Ab heute suchen Mitarbeiter des Europäischen Parlaments über Qwant — zumindest jene, die den Default ihres Browsers nicht manuell ändern. Auf allen Parlamentscomputern ist die französische Suchmaschine jetzt als Standard in Firefox und Edge eingetragen. Google bleibt erreichbar, aber ein aktiver Schritt des Nutzers ist nötig, um dorthin zu gelangen.
Was sich konkret ändert — und was nicht
Der Wechsel ist kein Google-Verbot. Wer als Abgeordneter oder Parlamentsmitarbeiter lieber bei Google sucht, kann das heute noch genauso tun wie gestern. Die Schwelle ist jetzt aber eine andere: Google muss aktiv eingestellt werden, statt passiv der Standard zu sein.
Browser-Defaults sind klebrig — das weiß, wer schon mal Browser-Rollouts per Gruppenrichtlinie über 50 oder 100 Arbeitsplätze ausgerollt hat. In meiner Praxis gilt: Was ich als Default setze, bleibt der Standard. Wer ihn überschreibt, hat einen Grund dafür.
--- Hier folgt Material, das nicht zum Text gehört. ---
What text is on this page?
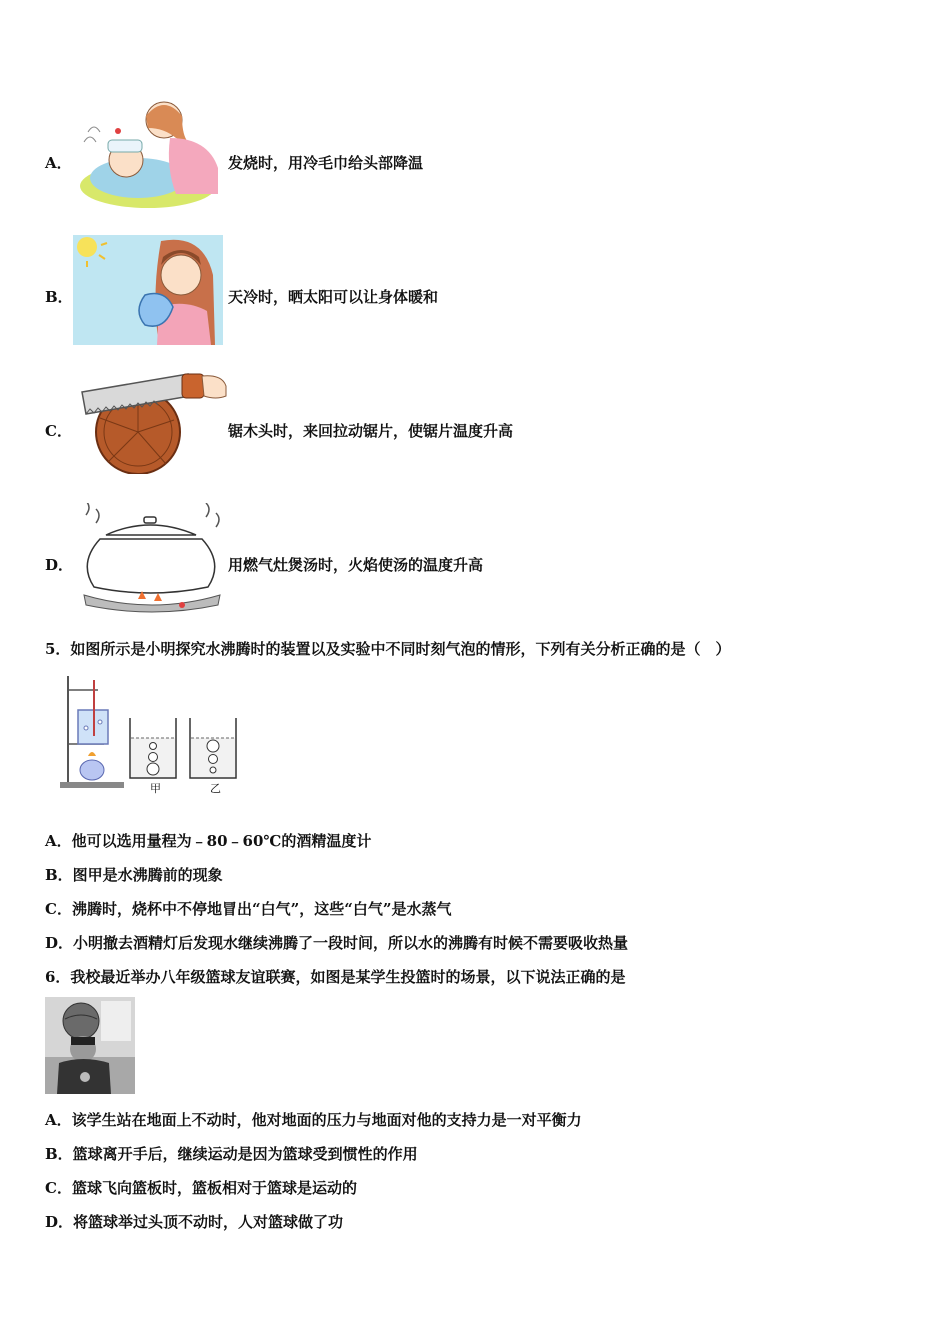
A．	发烧时，用冷毛巾给头部降温
B．	天冷时，晒太阳可以让身体暖和
C．	锯木头时，来回拉动锯片，使锯片温度升高
D．	用燃气灶煲汤时，火焰使汤的温度升高
5．如图所示是小明探究水沸腾时的装置以及实验中不同时刻气泡的情形，下列有关分析正确的是（　）
甲	乙
A．他可以选用量程为﹣80﹣60℃的酒精温度计
B．图甲是水沸腾前的现象
C．沸腾时，烧杯中不停地冒出“白气”，这些“白气”是水蒸气
D．小明撤去酒精灯后发现水继续沸腾了一段时间，所以水的沸腾有时候不需要吸收热量
6．我校最近举办八年级篮球友谊联赛，如图是某学生投篮时的场景，以下说法正确的是
A．该学生站在地面上不动时，他对地面的压力与地面对他的支持力是一对平衡力
B．篮球离开手后，继续运动是因为篮球受到惯性的作用
C．篮球飞向篮板时，篮板相对于篮球是运动的
D．将篮球举过头顶不动时，人对篮球做了功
Die allermeisten haben den nicht.
EUSP: Was hinter Qwant steckt
Die Entscheidung geht auf fraktionsübergreifenden Druck zurück, der schon im Herbst Fahrt aufnahm. Abgeordnete verschiedener Parteien hatten mehr Unabhängigkeit von US-Software gefordert — namentlich auch von Microsoft 365. Der Qwant-Schritt wird ausdrücklich als pro-europäische Maßnahme kommuniziert, nicht als anti-amerikanischer Akt.
Hinter Qwant steht mittlerweile mehr als ein 2013 gegründetes französisches Suchprojekt. Seit Herbst 2025 ist Qwant mit dem Berliner Anbieter Ecosia im Joint Venture European Search Perspective (EUSP) verbunden. Das Fernziel: ein eigenständiger europäischer Suchindex, der EU-Regierungen als gemeinsame öffentliche Infrastruktur dienen soll — in Europa finanziert, gepflegt und kontrolliert.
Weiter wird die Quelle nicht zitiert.